Capote was a prose master, with Norman Mailer issuing the oft-repeated statement that he “would not have changed two words in” this story, but the line that caught my eye was because it reminded me of a television program:

…I noticed a taxi stop across the street to let out a girl who ran up the steps of the Forty-second Street Public Library. She was through the doors before I recognized her, which was pardonable, for Holly and libraries were not an easy association to make. I let curiosity guide me between the lions…

I’ve tried to find out of the makers of the children’s show Between the Lions took their name from the book, but have had no success. Naming a show about literacy after a phrase from an American literary giant seems fitting, though.

Breakfast at Tiffany’s is usually sold along with three Capote short stories: “House of Flowers,” “A Diamond Guitar,” and “A Christmas Memory.” The first two are ordinary, the first about a prostitute in Haiti who finds an escape to what might be a better life, the latter about two unlikely friends at a southern prison camp (one of whom is named Tico Feo, which means “ugly Costa Rican.”) The third story is a marvel, a peer to F. Scott Fitzgerald’s canon of short stories, a sweet but wholly unsentimental tale about the friendship between a young boy and an cousin in her 60s, and how the two would make and sell fruitcakes every Christmas season. We often praise players who recognize their skill sets and their limitations by saying that they “don’t try to do too much.” In “A Christmas Story,” Capote didn’t try to do too much. He lets the story do it for him.

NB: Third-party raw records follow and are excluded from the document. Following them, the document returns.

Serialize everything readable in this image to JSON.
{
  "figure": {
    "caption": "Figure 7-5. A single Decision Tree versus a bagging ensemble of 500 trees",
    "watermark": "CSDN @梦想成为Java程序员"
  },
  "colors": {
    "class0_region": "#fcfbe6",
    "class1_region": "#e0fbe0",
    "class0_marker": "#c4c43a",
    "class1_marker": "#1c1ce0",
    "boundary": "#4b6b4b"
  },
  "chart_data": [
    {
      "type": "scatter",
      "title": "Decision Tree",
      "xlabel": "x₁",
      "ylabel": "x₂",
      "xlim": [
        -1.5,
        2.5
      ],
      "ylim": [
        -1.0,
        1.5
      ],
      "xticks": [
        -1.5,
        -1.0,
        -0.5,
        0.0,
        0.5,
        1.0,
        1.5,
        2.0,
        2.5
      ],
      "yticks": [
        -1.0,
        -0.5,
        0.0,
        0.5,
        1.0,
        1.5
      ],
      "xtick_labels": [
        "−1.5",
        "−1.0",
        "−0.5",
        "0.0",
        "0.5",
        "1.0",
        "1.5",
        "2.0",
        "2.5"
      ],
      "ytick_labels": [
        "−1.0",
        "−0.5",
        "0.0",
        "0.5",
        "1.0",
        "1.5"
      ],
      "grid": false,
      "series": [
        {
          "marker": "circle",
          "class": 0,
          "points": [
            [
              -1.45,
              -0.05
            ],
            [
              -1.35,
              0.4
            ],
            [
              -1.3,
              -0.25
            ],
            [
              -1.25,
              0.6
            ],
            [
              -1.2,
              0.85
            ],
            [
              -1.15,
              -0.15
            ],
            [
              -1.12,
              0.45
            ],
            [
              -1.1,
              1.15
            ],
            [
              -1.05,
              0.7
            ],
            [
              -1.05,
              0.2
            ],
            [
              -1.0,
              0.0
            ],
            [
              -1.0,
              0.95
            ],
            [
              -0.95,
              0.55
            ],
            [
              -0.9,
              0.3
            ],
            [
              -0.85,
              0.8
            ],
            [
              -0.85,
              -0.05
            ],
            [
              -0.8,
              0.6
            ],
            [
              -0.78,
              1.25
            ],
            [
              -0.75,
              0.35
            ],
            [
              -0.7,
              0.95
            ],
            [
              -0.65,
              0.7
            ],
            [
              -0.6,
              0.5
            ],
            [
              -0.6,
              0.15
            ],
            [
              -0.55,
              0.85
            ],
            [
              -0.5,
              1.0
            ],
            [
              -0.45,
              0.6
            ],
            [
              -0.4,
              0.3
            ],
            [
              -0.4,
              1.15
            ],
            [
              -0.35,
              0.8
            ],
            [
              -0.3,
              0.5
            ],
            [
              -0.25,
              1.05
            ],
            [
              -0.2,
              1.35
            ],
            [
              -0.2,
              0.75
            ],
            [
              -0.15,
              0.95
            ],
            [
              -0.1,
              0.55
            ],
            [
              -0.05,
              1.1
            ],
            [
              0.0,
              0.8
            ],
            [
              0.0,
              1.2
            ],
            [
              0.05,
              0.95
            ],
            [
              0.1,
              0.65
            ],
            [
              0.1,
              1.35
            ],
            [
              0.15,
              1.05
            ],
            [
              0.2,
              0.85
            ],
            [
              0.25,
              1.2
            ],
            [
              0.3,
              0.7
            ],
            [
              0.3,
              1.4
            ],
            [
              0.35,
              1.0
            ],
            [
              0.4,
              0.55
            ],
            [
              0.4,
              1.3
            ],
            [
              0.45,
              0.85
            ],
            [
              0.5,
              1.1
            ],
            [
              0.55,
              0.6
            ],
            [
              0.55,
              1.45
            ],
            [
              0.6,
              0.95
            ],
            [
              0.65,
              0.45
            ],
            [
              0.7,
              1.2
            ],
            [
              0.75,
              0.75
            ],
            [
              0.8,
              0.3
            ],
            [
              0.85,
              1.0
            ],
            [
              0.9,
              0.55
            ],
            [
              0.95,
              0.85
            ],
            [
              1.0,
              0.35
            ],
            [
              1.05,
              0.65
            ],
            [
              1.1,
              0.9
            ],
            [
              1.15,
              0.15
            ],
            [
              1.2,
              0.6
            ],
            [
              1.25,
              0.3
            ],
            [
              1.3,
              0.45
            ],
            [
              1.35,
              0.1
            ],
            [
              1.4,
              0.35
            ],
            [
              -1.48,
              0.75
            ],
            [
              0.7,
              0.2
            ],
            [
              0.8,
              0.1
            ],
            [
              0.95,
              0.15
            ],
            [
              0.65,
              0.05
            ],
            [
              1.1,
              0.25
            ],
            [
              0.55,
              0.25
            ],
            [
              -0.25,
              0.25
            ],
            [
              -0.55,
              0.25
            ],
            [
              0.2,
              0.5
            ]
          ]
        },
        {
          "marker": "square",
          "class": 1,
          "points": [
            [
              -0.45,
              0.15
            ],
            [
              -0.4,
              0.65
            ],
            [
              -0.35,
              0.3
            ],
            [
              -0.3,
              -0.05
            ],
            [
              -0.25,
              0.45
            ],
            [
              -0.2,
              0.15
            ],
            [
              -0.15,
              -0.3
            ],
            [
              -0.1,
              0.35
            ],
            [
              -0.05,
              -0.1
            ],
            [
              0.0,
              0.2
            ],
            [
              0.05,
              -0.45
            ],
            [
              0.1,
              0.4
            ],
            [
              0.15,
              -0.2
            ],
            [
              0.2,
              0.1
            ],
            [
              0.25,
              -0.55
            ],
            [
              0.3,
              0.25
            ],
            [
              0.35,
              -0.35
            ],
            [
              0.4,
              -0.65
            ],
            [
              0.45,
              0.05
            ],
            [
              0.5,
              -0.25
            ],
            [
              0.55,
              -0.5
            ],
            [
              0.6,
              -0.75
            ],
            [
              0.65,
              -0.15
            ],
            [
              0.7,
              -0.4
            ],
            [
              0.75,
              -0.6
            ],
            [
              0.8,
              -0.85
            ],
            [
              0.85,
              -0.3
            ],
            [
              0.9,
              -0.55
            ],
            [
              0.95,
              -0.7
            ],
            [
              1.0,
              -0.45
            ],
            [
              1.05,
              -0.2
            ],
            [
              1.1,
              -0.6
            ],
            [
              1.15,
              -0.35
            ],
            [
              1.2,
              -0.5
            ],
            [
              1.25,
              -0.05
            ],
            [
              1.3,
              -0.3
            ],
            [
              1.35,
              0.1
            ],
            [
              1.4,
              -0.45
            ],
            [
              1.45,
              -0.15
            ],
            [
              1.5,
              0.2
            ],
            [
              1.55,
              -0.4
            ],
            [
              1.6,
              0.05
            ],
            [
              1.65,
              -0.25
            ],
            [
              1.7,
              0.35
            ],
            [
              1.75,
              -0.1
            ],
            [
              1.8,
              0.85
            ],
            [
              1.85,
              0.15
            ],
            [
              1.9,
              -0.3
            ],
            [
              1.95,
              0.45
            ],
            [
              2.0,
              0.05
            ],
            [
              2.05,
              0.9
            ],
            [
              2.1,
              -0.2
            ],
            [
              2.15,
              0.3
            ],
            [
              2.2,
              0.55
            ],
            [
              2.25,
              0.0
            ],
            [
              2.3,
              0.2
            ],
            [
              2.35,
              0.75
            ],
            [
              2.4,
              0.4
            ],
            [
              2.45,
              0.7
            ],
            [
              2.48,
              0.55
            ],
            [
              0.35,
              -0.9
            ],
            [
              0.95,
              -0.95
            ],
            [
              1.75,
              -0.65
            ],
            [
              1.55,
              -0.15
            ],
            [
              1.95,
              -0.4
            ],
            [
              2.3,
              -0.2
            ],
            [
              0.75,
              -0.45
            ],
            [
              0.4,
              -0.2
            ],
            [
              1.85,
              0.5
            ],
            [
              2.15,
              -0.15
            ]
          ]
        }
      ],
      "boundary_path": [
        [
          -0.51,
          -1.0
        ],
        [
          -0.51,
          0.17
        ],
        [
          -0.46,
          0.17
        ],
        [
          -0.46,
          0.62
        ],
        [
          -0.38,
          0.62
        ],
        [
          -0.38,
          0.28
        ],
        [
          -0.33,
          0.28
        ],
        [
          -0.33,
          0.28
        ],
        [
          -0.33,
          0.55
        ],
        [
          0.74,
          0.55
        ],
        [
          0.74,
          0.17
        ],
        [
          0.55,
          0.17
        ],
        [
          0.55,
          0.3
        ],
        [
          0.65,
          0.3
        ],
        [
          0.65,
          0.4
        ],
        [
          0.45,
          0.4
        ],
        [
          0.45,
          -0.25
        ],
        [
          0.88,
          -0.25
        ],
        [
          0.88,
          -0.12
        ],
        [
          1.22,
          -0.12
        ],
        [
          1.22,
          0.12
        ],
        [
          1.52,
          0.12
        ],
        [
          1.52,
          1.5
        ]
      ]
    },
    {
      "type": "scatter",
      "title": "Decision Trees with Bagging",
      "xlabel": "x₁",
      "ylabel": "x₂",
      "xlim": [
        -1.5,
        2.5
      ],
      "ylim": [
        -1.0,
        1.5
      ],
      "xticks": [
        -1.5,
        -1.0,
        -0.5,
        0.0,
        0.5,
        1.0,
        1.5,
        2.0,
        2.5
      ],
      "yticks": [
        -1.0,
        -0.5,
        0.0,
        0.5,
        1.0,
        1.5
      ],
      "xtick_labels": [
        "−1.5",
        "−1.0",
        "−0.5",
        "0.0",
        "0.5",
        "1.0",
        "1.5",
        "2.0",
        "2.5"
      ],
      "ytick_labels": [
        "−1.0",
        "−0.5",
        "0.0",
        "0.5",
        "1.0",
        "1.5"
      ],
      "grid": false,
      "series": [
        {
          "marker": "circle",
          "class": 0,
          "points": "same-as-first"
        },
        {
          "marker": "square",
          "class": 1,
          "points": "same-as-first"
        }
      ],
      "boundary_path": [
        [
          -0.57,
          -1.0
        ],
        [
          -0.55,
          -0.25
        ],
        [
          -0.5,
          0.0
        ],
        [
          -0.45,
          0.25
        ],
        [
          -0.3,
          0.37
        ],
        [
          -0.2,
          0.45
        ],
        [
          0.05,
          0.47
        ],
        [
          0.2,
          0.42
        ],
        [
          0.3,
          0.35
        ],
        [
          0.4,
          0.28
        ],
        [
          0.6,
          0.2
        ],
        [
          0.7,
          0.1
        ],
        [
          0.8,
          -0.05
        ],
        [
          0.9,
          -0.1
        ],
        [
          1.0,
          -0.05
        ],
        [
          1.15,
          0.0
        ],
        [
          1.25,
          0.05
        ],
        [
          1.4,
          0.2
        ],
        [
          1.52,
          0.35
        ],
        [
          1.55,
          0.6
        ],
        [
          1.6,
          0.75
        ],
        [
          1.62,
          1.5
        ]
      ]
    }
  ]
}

Hilary Mantel’s Fludd is a strange piece of fiction, a short novel about a curate assigned to a small, backwards English town where Catholicism is practiced by means of superstition rather than faith and the priest has lost his own belief and probably his marbles as well. The curate, however, isn’t what he at first seems to be, and as the novel goes along one of the nuns emerges as the real central character despite being little more than a stock extra for the first half of the book. That character, Philomena, turns out to be the only character with any depth of anyone who populates these pages – even Fludd, the possibly-supernatural being named after a long-dead alchemist and mystic, is barely revealed, with nothing on his motives or actual thoughts – and her decision between life in the convent (which was chosen for her by her deranged mother) and the fearful world outside of it is the only major event in the entire book. There’s an anti-Catholic undertone to the book, which may bother some readers, and a subplot around idolatry and statues that went right over my head.

Next up: Hugh Laurie – yes, that one, House, Wooster, Jools, and so on – wrote a comic novel in 1996 called The Gun Seller. I have incredibly high expectations for this one.